In 2006, Karin Slaughter departed from her popular series of crime novels set in fictional Grant County, Ga., with The New York Times best-selling Triptych, a gritty, realistic thriller set in Atlanta. The book introduced Will Trent, a brilliant dyslexic who manages to hide the fact that he is functionally illiterate as he rises to the rank of detective in the Georgia Bureau of Investigation. Now Slaughter has brought Trent back as the hero of Fractured, which opens with a pair of brutal murders in a fashionable Atlanta suburb.

Although the crimes should be investigated by the local police department, the political connections of one victim's family force an unhappy marriage between the Atlanta PD and the GBI, pairing Trent with police detective Faith Mitchell, a single mom with hidden baggage of her own and a good reason to hate him. As the pair pursue clues that take the case from murder to kidnapping to sexual abuse, inevitable sparks fly and inevitable bonds are formed, creating a memorable detecting duo that seems destined for future outings.

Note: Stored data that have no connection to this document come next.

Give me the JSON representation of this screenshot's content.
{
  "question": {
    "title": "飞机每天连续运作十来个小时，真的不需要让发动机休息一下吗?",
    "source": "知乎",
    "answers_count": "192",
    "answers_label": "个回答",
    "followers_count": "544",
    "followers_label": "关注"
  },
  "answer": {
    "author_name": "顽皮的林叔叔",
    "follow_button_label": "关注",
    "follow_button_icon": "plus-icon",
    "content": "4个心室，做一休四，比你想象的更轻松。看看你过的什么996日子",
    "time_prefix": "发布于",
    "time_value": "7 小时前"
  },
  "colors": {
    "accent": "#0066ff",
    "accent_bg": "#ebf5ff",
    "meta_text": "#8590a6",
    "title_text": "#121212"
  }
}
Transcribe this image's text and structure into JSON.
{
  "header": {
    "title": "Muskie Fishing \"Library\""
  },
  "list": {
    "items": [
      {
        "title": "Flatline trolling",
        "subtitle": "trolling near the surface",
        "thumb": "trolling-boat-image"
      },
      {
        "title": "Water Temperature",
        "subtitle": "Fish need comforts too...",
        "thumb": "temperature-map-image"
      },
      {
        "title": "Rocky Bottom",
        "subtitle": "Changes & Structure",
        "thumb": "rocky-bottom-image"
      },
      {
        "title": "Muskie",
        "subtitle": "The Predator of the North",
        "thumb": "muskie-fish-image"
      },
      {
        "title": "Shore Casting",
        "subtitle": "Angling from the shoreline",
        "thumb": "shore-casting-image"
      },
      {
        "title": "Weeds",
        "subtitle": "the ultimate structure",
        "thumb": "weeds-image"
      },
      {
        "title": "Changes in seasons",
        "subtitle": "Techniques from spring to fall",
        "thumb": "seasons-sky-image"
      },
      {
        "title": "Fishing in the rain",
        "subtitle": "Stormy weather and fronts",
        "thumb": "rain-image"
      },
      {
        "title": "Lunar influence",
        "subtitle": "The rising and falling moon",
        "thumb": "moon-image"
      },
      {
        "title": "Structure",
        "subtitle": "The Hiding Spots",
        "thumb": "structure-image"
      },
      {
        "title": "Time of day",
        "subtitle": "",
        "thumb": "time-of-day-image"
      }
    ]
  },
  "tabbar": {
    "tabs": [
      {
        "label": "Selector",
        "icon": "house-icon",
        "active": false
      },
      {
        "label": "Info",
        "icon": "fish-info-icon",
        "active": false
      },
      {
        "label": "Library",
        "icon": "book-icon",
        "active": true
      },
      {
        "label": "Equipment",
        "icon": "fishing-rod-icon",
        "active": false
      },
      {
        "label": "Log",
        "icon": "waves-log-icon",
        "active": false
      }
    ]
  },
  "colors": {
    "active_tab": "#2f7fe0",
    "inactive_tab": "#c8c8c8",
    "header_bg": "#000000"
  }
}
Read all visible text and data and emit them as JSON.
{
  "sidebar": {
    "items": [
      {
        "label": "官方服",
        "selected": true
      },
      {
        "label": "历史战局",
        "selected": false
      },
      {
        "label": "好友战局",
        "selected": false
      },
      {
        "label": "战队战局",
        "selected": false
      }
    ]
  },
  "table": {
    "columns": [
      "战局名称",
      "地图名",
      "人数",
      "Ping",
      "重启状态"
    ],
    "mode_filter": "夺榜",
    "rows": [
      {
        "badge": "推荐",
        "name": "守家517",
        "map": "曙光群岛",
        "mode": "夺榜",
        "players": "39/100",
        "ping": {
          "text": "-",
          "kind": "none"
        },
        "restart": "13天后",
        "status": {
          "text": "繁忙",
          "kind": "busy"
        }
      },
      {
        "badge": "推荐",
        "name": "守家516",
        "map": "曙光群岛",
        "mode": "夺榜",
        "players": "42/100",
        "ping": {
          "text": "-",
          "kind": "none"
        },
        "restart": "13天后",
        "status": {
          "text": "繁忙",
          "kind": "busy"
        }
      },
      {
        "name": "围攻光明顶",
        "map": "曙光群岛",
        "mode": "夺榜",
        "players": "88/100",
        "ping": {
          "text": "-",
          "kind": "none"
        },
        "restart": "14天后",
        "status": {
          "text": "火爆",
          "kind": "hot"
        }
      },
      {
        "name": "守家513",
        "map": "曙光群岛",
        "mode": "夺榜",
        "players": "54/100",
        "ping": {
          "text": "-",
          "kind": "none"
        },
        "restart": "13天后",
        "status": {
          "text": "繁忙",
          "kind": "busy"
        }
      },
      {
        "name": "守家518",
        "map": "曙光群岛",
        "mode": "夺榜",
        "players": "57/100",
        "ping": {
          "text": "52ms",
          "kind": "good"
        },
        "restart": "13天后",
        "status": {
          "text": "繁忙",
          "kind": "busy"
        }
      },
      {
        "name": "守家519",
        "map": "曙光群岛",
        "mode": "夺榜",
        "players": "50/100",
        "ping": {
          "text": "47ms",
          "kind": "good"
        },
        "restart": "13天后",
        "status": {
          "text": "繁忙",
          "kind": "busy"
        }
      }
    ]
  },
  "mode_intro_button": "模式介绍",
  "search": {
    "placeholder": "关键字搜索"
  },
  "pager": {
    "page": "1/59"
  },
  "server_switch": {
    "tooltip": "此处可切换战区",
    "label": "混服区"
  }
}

One way to tell just how well Slaughter measures up to her crime-writing competition is with a ruler. Take, for example, this summer's biggest detective novel, Fearless Fourteen, by Janet Evanovich, number guess-what in the comic Stephanie Plum series. Remove the splashy dust jackets, and both books look the same: 9 by 6 inches, about an inch thick. But crack them open, and Slaughter allows barely a half-inch of white space in the margins, while Evanovich's are more than an inch wide. The lines of Fractured are closer together, printed in a slightly smaller font, and the paper is thinner too, adding up to nearly 400 pages next to Evanovich's 300.

There are, in short, a lot more words in Fractured.

This is a good thing. While most American crime fiction tends toward the quick—and quickly forgotten—read, Slaughter's literary depth allows complex characters to probe ugly, brutally realistic crimes in a manner more akin to the PBS series Mystery than to, say, CSI: Miami. The richness of the worlds she creates may be one reason that her novels are enormously popular in England and much of Europe. Slaughter writes crime thrillers for well-read grownups.

Maybe they aren't even crime novels, at least not exclusively. "To Kill a Mockingbird—that's crime fiction," Slaughter said in a 2005 interview in Time magazine. "That's a murder story. Snow Falling on Cedars. Oliver Twist. What's more violent than a bludgeoned prostitute? A lot of novels use crime as a stepping stone to talk about greater issues. So I just think of myself as a writer."

Here is Slaughter the writer describing—in an almost Dickensian display of the physical details—the body of an intruder, killed by a wealthy housewife who surprised the man moments after he had apparently murdered her 17-year-old daughter. "[T]he smell of lavender air freshener and Leo's sweaty, nicotine stench competed alongside the metallic tinge of violent death. At the bottom of the stairs lay the source of the most dominant of all the odors. The man lay on his back with his hands palms up near his head as if in surrender. A medium-sized kitchen knife with a wooden handle and a jagged edge was a few feet from his hand, lying in a nest of broken glass. His black jeans looked soiled, the skin of his neck bruised red from strangulation. The smattering of a mustache under his nose made his lip look dirty. Acne spotted his sideburns. One of his sneakers had come untied, the laces stiff with dried blood. Incongruously, the killer's T-shirt had a dancing cherry on it, the stem cocked at a jaunty angle. The shirt was dark red, so it was hard to tell if the darker parts were blood, sweat, urine of a combination of all three."

The length and chilling realism of her thrillers does not keep Slaughter from allowing Evanovich-like moments of levity from time to time. Late in the book, for example, when the wealthy housewife is trying to restore her shattered family by avoiding the sensational press about them, Slaughter notes:

There were so many wet bags of newsprint at the end of the driveway that the woman from the neighborhood association had left a letter in their mailbox.

"I regret your misfortunes, but Druid Hills is an historical district, and as such, there are rules."

" 'An historical district,' " Abigail had mimicked, thinking the woman had an historic stick up her ass.

The combination of witty and insightful social observation, fully realized characters, rising suspense and sudden violence makes Fractured difficult to put down—even if it does take a bit longer to read than some of its shorter cousins.